Many 3rd-party tools can detect Lambda timeouts in realtime. Lumigo, for instance, would highlight them on the Issues page.
From here, you can drill into the function’s details and see its recent invocations, check its metrics, and search its logs.
Of course, you can also drill into individual invocations to see what happened.
From the log messages on the right, we can see the dreaded
Task timed out after 3.00 seconds error message.
The last log message we saw before that was
loading restaurants from https://…. That’s a useful signpost that tells us what the function was doing while it timed out.
● Fail fast – You should configure timeouts as low as possible. It ensures you are not wasting the bandwidth when the downstream system is struggling to respond on time.

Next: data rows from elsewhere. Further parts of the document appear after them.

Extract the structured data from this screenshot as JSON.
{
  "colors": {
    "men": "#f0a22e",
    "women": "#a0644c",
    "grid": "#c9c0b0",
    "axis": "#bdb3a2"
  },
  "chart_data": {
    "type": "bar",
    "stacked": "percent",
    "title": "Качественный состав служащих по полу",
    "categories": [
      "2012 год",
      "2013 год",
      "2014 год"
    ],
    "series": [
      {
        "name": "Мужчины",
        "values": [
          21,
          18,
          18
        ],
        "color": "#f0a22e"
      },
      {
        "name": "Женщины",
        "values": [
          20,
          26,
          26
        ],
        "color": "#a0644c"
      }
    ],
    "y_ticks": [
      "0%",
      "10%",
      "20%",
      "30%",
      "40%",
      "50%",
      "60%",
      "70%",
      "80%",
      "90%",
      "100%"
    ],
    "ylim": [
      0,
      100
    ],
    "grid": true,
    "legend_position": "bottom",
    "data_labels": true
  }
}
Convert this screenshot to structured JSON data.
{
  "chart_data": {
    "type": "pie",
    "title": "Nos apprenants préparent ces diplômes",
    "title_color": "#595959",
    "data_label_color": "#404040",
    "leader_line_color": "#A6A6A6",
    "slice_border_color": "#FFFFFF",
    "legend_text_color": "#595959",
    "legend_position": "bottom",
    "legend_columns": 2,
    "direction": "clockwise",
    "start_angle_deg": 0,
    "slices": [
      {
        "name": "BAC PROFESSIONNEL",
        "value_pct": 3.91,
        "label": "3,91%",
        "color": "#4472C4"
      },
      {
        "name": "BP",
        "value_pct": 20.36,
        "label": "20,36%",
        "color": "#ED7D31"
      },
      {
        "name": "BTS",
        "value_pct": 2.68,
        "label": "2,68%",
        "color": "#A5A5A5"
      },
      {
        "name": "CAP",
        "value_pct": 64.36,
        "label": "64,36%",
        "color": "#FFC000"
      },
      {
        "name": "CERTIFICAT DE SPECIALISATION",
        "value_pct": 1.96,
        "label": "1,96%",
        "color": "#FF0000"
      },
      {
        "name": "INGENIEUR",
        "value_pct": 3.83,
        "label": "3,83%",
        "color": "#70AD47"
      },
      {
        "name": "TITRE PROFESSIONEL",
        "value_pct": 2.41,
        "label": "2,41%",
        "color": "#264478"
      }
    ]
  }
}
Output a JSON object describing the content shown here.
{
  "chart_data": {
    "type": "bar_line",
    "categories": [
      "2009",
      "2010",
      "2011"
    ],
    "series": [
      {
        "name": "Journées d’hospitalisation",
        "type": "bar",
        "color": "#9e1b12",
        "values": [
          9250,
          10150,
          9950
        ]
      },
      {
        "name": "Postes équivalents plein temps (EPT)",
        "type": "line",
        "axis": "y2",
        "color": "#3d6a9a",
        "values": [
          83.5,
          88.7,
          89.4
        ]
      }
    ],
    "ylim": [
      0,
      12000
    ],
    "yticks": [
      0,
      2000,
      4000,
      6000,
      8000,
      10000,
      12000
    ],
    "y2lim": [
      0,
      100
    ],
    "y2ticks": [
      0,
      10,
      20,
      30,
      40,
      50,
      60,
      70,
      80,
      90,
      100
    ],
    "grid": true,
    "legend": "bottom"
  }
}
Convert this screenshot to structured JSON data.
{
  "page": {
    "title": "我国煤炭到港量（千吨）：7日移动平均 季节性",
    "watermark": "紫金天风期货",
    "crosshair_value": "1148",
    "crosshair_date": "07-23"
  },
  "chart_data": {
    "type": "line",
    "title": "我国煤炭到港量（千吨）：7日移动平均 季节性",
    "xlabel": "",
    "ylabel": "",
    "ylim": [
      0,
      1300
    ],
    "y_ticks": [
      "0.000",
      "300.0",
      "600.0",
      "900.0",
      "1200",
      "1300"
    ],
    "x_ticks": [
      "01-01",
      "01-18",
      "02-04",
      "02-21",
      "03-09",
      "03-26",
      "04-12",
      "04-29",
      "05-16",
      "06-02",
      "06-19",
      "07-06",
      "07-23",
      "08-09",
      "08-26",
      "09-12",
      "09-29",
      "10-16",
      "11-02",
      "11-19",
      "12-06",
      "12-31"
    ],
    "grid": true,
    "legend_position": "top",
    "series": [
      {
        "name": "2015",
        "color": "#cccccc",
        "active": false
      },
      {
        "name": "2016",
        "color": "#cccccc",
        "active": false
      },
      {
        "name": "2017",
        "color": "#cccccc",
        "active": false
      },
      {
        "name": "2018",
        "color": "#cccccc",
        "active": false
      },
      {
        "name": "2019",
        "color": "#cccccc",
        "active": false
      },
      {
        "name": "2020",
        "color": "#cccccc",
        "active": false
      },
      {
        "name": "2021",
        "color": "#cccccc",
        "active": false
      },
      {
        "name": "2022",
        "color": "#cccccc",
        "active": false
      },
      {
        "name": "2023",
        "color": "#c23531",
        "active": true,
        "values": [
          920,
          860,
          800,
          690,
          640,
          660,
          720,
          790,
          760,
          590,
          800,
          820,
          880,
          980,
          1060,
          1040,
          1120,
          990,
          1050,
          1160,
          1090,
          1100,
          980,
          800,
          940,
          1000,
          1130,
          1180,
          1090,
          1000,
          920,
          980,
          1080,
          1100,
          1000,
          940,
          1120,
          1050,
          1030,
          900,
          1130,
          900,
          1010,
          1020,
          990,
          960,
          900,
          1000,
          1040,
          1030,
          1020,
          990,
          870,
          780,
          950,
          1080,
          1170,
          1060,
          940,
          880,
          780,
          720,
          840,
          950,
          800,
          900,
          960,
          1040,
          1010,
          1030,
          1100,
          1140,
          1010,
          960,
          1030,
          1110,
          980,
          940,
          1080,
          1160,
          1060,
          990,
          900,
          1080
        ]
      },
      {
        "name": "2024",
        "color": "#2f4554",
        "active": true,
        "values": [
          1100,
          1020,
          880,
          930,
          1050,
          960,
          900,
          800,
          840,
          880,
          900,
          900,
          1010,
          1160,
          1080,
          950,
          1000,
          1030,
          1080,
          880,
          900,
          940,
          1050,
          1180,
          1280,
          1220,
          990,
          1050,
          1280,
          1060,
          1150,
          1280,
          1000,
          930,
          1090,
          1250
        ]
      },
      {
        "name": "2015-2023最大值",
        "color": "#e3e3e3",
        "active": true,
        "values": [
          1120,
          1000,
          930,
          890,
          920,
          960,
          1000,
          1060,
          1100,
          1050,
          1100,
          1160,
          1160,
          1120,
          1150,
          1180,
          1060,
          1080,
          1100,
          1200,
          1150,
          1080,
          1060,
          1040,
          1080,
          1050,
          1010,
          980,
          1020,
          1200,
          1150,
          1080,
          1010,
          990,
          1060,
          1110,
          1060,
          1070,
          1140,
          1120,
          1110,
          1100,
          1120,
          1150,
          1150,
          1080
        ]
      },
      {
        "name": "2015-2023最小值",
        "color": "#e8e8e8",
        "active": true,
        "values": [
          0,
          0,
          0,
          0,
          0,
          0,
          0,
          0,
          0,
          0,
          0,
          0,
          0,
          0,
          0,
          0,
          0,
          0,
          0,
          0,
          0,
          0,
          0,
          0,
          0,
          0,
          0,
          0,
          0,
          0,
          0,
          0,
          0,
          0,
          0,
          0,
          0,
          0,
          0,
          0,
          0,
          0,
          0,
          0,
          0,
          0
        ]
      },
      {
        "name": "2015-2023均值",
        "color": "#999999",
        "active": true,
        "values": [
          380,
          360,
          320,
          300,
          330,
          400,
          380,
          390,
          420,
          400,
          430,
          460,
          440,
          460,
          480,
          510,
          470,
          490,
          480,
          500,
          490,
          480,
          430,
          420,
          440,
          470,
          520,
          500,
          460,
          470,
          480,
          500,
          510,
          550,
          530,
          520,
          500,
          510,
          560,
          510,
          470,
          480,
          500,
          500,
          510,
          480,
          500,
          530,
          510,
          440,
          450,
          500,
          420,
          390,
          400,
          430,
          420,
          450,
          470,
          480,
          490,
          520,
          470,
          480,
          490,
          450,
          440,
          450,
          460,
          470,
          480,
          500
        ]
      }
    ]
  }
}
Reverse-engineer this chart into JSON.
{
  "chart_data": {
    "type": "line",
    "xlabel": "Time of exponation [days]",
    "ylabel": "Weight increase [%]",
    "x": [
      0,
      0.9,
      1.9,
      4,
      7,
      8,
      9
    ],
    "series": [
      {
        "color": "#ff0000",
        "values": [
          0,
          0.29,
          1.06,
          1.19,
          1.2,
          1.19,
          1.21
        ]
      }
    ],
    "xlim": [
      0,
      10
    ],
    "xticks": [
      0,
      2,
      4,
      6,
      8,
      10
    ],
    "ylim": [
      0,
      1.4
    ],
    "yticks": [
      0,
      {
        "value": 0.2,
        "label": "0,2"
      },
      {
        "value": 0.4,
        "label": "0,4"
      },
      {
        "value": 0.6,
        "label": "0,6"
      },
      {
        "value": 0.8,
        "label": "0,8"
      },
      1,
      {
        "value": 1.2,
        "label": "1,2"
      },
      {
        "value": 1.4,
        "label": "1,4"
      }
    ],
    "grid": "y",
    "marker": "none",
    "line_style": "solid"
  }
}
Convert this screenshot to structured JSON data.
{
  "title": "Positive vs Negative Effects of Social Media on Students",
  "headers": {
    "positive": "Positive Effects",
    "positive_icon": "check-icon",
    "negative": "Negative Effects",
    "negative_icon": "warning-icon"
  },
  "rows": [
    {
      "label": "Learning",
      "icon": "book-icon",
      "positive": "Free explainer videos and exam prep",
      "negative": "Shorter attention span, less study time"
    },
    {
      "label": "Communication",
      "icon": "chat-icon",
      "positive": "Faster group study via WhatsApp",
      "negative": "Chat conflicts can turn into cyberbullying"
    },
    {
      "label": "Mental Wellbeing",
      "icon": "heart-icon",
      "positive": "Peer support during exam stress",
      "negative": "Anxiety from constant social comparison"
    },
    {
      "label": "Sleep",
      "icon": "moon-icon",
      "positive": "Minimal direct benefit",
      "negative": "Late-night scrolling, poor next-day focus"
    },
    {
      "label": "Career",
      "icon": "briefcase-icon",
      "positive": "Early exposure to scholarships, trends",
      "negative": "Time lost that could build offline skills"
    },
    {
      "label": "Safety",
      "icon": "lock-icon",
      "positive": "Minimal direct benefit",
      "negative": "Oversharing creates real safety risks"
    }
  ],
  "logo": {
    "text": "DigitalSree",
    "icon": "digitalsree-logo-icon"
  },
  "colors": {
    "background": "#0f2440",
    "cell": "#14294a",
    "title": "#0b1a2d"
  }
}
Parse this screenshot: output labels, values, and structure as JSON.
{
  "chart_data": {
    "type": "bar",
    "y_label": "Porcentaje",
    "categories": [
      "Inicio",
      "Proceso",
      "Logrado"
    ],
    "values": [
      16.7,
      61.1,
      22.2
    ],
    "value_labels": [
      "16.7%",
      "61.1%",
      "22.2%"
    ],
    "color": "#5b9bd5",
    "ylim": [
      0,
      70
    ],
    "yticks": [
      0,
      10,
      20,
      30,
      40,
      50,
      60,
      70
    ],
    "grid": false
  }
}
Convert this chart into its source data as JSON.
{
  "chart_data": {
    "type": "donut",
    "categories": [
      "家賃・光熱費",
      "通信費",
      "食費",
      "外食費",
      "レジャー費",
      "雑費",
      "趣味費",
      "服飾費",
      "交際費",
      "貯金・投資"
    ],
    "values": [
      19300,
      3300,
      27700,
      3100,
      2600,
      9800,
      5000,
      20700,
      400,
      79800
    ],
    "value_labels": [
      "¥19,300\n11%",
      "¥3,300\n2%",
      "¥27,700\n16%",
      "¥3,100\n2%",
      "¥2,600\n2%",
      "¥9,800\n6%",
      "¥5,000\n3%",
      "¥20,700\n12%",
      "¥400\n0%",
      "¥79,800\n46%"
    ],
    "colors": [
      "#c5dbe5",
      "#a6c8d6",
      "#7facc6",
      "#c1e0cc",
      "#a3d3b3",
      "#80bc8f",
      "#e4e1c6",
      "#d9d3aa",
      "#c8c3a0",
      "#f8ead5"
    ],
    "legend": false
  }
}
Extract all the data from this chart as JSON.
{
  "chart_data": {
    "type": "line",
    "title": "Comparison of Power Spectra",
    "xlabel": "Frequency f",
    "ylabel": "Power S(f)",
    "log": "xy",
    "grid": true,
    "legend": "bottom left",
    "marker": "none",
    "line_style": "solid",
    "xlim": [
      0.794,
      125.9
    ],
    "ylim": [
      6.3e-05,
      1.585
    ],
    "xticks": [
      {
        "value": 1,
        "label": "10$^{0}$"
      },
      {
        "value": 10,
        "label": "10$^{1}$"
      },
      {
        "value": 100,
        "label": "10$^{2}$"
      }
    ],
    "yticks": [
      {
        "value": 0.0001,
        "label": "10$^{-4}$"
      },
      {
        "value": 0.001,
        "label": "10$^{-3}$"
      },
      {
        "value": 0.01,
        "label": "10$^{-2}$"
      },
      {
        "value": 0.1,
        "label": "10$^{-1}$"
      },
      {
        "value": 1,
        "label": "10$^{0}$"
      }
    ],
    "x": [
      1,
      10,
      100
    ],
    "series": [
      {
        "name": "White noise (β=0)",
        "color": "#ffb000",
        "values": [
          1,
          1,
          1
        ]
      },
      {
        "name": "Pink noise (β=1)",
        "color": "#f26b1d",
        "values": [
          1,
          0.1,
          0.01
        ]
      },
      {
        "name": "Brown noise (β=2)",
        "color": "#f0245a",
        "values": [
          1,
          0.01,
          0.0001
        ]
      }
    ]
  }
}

● For REST APIs, make sure the timeout is configured to 3-6 seconds. A longer latency will cause a bad user experience. For asynchronous calls, monitor the metrics for the average time taken and set the timeout based on each batch size and avoid timeouts at the function level.
● For asynchronous flows, configure the retry feature of Lambda, which can address network glitches better than other solutions.
● Use the getRemainingTimeInMillis API method to retrieve the remaining time for the function to timeout and use it to set timeouts. This will give the request a higher chance to complete.
● Apply a circuit breaker pattern to avoid a cascade failure of function invocations. It ensures resources are not clogged and as a fallback method, implement the caching or default response strategy.
● If a Lambda function has logic that is CPU-intensive/high-memory, try to allocate more memory to reduce the execution time. Keep in mind that if memory is more than 1.8 GB, a single-threaded application won’t give better performance. You need to design the logic with a multi-threaded approach.
● If it takes 110 ms or more to execute a function, try to increase memory to reduce the execution time so that it is less than 100 ms and doesn’t charge you for 200 ms. You need to maintain a balance.
● Lambda is not the solution to every problem. If you need to run tasks that take longer, consider other solutions such as ECS or EKS.
● You can use Step Functions to break Lambda functions into multiple steps if it makes sense.
A serverless architecture and specifically AWS Lambda can be a powerful approach to many requirements. One of the issues it creates, however, is timeouts. In this article, we discussed best practices for designing Lambda functions, which can minimize timeouts and make sure that execution failures due to timeouts are handled efficiently and gracefully.